The newest in a trend of true crime stories permeating all kinds of media — including, of course, Sarah Koenig's hit podcast Serial — is Netflix's new docuseries Making A Murderer. The series follows the case of Teresa Halbach's murder, for which Steven Avery was tried and convicted. However, there are many details about the case, the investigation, and the trials that have caused viewers to speculate about whether or not Avery may truly be guilty. One contentious aspect is the videotaped interview of his nephew Brendan Dassey in March 2006, which led to the teenager's alleged confession and his subsequent arrest. (He recanted this alleged confession during his trial in 2007, according to the Netflix series.) Dassey's team of lawyers argued in the documentary that Dassey didn't know what he was doing because he is, as one lawyer said, a "learning-disabled 16-year-old." So what was Brendan Dassey's IQ and how does it factor into his confession?
Let's break down the timeline first: Avery was arrested for the murder of Halbach in November 2005, then Dassey was brought in for further questioning in March 2006 after his cousin Kayla told detectives she noticed him acting strangely, which included crying a lot and losing weight, according to the documentary. During the March interview with the investigators, as seen in the documentary, Dassey details the alleged crimes he and Avery allegedly committed, which included sexually assaulting Halbach, killing her, and burning her body. Because of his statement, the police charged Dassey with being a party to first-degree intentional homicide, second-degree sexual assault, and mutilating a corpse (all of which he was later convicted of).
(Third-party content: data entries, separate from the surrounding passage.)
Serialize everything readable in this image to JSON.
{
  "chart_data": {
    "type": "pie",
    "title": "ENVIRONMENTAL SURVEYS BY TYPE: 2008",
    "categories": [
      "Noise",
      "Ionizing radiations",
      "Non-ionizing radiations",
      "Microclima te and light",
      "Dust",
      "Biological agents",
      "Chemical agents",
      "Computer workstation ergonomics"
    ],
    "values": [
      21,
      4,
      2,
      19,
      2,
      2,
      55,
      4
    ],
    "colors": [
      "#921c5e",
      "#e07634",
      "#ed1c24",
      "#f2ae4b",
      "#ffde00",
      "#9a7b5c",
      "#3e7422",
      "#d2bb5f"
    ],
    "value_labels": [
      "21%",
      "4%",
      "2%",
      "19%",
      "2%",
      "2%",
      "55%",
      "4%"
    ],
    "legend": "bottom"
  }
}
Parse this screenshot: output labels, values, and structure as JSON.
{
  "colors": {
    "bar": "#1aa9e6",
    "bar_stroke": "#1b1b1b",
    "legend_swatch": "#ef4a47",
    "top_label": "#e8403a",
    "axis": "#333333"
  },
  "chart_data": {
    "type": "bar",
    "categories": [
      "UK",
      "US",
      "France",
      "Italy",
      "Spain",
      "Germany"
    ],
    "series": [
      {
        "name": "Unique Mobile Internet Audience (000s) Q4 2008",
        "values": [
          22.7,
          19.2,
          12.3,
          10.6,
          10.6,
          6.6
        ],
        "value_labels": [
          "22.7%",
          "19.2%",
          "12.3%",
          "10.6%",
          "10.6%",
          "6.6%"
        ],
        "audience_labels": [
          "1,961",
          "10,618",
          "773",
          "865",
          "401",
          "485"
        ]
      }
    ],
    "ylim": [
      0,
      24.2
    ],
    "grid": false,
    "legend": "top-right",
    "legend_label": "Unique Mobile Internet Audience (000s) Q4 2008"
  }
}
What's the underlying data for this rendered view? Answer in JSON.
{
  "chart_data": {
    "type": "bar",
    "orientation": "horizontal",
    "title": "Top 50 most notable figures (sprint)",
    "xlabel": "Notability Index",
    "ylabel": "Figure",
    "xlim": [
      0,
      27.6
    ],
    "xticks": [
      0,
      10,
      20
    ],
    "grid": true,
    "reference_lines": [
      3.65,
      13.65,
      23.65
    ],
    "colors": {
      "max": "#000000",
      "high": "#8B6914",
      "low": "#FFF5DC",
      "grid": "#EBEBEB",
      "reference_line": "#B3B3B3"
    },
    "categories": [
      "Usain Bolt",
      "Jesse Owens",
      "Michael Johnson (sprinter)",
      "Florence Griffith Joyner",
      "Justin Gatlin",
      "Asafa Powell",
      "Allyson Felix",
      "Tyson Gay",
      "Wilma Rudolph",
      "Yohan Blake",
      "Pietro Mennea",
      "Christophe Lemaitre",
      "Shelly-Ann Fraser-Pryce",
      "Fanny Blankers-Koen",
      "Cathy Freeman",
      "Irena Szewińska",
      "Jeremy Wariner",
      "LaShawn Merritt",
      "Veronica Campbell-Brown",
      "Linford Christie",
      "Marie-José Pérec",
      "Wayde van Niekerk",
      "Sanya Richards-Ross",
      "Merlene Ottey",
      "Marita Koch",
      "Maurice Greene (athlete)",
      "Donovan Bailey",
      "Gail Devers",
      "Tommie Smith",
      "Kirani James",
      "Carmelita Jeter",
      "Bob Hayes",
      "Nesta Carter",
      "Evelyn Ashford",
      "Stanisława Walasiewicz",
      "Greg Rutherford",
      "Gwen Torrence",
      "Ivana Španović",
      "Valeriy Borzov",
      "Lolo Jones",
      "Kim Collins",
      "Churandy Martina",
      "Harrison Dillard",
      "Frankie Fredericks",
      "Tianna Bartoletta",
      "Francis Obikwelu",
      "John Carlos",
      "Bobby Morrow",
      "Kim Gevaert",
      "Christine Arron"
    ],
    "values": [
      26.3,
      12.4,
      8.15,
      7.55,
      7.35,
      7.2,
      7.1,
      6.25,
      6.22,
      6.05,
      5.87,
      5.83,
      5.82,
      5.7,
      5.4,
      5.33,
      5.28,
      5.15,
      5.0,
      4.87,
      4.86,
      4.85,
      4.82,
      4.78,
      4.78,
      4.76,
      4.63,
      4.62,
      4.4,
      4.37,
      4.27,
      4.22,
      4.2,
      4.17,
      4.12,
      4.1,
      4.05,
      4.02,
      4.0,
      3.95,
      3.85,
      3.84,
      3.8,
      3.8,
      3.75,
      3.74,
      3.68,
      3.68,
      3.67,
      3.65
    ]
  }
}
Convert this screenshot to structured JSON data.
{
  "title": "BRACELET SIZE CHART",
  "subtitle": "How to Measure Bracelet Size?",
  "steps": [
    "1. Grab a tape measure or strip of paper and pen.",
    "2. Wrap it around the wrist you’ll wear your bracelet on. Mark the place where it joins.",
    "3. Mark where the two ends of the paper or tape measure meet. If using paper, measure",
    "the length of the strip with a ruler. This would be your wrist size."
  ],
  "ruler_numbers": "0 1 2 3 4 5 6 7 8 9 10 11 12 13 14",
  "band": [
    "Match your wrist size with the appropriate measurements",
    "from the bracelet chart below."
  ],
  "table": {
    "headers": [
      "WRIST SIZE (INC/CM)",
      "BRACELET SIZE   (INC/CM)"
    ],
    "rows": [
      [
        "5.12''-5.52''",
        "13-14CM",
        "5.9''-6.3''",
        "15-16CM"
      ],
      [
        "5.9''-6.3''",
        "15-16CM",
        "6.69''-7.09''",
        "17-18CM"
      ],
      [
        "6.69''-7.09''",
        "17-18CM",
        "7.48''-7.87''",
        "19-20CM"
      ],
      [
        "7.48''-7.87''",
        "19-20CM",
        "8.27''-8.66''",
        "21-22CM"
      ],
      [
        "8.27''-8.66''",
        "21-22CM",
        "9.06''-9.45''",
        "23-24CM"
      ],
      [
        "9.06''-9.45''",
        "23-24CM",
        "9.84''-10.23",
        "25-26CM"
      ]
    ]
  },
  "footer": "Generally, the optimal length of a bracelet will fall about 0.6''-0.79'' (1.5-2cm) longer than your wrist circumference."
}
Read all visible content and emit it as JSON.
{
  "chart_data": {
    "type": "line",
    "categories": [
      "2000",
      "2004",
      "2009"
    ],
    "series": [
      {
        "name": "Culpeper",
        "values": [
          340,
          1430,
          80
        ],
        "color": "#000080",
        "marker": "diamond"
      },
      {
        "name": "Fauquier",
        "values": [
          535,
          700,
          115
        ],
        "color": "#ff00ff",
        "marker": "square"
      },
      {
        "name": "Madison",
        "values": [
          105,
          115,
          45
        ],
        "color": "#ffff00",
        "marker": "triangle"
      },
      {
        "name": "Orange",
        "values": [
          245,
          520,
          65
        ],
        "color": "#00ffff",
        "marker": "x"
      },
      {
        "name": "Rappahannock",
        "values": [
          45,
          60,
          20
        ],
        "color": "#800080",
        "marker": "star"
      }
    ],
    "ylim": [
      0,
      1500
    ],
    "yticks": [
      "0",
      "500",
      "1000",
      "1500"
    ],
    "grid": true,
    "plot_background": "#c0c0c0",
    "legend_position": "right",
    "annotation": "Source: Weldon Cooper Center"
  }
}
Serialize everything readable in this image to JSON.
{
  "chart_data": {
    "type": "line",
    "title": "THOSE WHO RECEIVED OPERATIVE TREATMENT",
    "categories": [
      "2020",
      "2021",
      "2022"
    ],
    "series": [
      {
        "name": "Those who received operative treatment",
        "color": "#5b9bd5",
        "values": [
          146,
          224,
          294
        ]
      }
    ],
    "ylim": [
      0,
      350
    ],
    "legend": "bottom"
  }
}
As for his IQ, in addition to being described in Making A Murderer as a "learning-disabled 16-year-old," the The Daily Mail reports that Dassey "has an IQ of 70 and reads at a 4th-grade level." During post-conviction hearings in 2010 to decide whether Dassey could have a new trial, his defense attempted to prove their claims that investigators coerced the alleged confession. This is something the sheriff's department adamantly denied in the documentary, saying their tactics were standard and used to break down Dassey's barriers and get to the truth.
During the 2010 hearing, the defense brought in Dr. Richard Leo, an expert on coercive persuasion and false confessions, as reported by The Post-Crescent. Leo testified for the defense that Dassey's confession could have been coerced, claiming that Dassey "doesn't understand he admitted to a rape and murder and the consequences of that." The concept of false confessions under duress has been documented since in Kids, Cops, and Confessions: Inside the Interrogation Room, in which author Barry Feld writes, "Suspects with low IQs erroneously believe that false confessions have minimal consequences and therefore comply more readily with police suggestion."
So, what does all this mean for Dassey's confession? It's technically possible that for some reason, due to his IQ or otherwise, Dassey didn't understand the consequences of what he was saying during the interrogation. However, police deny that Dassey was coerced in any way, and it's important to remember that most documentaries intend to further a specific theory or viewpoint.
Of course, Dassey's IQ has also led Making A Murderer viewers to question other aspects of his story — specifically how he could have read Kiss the Girls (the story he claimed he stole his alleged confession from). Though, even if he was at a 4th-grade level, it's possible he still could have read the Patterson novel. But that's for Making A Murderer viewers to debate.